Why the complaint includes Commissioner Benavidez isn’t clear.  She’s a woman and a Mexican-American, as is Sierra, so the discrimination allegation seems unlikely.  The allegation that she retaliated against Sierra for testifying in the Granados trial is hilarious.  Sierra’s brief testimony was favorable to the county – as, for the most part, was Benavidez’s.  So the motive for retaliation would be a mystery.  So would the opportunity.  The EEOC Complaint was filed three or four business days after the trial ended!  What could Benavidez – acting alone! – have done to retaliate.

Meanwhile there’s also a factual problem: until she saw the EEOC Complaint, Benavidez didn’t even know Sierra had testified in the trial at all!  She certainly didn't know what that testimony was.
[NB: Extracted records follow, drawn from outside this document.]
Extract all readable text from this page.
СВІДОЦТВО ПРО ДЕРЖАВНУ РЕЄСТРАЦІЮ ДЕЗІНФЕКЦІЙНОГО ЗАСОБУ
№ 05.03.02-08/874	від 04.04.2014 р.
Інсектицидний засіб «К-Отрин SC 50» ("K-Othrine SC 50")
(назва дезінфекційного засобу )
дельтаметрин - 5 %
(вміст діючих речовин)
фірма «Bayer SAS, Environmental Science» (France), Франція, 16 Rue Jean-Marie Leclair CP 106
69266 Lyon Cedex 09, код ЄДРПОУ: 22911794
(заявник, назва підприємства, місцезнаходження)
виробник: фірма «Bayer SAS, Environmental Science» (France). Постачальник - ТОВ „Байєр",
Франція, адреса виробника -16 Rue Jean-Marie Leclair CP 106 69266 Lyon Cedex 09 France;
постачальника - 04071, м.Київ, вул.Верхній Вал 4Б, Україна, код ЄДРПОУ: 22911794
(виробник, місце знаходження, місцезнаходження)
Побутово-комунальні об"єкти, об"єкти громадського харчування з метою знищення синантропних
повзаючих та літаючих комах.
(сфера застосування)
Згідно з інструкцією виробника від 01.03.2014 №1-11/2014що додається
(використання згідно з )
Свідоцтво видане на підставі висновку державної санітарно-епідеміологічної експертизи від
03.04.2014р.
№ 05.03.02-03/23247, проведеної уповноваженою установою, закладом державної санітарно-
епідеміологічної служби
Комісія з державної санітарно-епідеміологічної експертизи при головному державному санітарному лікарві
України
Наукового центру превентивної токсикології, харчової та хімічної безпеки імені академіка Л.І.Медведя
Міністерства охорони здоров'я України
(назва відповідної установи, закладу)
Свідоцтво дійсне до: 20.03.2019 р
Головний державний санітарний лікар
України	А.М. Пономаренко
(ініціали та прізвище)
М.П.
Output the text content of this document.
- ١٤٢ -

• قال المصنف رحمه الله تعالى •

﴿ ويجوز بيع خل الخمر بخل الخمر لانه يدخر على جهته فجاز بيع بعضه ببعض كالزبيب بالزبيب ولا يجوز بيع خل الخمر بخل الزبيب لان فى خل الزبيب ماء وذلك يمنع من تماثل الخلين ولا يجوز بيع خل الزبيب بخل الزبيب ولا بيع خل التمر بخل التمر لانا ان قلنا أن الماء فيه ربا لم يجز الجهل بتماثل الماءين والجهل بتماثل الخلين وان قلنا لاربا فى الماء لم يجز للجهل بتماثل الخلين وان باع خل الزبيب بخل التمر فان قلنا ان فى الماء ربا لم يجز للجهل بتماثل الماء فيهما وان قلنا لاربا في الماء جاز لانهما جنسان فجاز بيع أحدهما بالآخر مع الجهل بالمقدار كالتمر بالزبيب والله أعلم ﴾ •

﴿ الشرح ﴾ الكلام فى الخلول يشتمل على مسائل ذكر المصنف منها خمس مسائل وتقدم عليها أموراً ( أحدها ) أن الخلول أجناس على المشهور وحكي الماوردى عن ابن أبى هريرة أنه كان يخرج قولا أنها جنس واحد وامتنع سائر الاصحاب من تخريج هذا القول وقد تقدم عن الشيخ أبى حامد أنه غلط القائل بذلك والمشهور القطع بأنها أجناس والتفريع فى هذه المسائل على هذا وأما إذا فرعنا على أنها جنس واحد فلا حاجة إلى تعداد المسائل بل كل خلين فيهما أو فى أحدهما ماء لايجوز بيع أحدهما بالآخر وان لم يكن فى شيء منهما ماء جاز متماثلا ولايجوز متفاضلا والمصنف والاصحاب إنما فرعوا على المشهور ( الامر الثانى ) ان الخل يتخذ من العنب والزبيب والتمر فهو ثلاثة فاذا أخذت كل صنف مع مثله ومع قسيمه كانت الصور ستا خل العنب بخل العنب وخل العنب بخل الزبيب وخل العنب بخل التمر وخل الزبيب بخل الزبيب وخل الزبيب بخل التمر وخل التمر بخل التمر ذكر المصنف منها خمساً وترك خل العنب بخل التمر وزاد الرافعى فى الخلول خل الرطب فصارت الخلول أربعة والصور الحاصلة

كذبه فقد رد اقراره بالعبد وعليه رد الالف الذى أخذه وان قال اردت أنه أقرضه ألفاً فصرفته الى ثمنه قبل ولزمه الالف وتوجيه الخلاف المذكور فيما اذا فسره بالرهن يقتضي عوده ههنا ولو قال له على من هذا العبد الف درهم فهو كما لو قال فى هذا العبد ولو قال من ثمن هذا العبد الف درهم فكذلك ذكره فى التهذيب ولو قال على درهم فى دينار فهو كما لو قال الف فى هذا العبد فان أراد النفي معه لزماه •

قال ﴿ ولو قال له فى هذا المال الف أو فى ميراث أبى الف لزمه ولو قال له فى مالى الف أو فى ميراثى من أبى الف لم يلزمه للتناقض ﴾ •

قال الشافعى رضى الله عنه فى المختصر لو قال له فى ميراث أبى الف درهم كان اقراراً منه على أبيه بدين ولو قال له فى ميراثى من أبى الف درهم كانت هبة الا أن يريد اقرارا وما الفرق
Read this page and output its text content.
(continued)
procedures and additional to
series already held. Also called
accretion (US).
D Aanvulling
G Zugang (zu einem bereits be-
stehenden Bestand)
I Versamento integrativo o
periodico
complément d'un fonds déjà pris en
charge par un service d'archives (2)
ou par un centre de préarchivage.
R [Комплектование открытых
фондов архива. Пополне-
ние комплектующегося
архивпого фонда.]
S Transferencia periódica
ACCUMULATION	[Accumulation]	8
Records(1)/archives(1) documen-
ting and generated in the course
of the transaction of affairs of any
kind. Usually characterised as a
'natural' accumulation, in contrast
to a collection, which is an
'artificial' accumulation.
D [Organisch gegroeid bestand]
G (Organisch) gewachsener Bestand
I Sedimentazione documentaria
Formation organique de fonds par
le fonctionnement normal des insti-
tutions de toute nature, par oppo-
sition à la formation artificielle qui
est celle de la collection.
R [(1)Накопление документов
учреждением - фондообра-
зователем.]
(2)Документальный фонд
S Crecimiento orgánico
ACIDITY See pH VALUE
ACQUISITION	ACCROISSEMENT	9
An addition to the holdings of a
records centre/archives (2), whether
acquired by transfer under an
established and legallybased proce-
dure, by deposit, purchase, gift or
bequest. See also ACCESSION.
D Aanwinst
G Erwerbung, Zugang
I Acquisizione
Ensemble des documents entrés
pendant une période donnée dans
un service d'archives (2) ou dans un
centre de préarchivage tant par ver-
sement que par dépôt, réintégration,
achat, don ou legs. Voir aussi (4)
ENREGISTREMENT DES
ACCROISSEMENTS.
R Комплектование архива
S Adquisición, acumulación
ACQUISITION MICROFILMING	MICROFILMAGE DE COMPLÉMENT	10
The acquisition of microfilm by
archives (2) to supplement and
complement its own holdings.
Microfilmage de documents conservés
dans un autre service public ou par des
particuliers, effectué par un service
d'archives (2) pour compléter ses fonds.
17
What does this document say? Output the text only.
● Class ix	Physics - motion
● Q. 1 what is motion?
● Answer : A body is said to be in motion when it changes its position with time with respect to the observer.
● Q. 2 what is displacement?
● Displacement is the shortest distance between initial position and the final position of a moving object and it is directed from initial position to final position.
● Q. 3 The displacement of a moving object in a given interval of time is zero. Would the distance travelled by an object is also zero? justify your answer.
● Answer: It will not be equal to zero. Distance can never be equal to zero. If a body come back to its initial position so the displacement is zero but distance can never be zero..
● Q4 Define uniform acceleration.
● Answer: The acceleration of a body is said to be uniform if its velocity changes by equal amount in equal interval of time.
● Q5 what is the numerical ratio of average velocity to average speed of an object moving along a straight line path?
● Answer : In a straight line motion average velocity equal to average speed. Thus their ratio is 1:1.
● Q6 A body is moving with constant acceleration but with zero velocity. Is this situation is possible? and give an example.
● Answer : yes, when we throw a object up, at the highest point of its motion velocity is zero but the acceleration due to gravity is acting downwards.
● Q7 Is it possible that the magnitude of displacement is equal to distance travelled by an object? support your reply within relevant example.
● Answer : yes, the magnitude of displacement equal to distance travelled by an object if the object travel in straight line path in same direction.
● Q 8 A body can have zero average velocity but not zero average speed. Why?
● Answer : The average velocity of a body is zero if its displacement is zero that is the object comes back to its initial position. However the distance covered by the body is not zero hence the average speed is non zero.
(I liked Benavidez’s comment to a reporter who asked whether she liked Sierra.  Benavidez said she really never had liked her all that much, but grownups often have to work with people they don’t much like, and routinely do so with courtesy.)

Often when there's a discrimination complaint, as in Granados, superiors appear to have mistreated an employee, but reasonable people could differ on exactly the reasons.

Here, there’s no firing, no reprimand, no job action at all, no hostile work environment, and no apparent harm.  There’s also no real hint of discrimination.

There’s just an awareness that the present investigation could lead to some consequences – allegedly long overdue – against directors, including Ms. Sierra, and a desire to muddy the waters and perhaps intimidate a commissioner or two.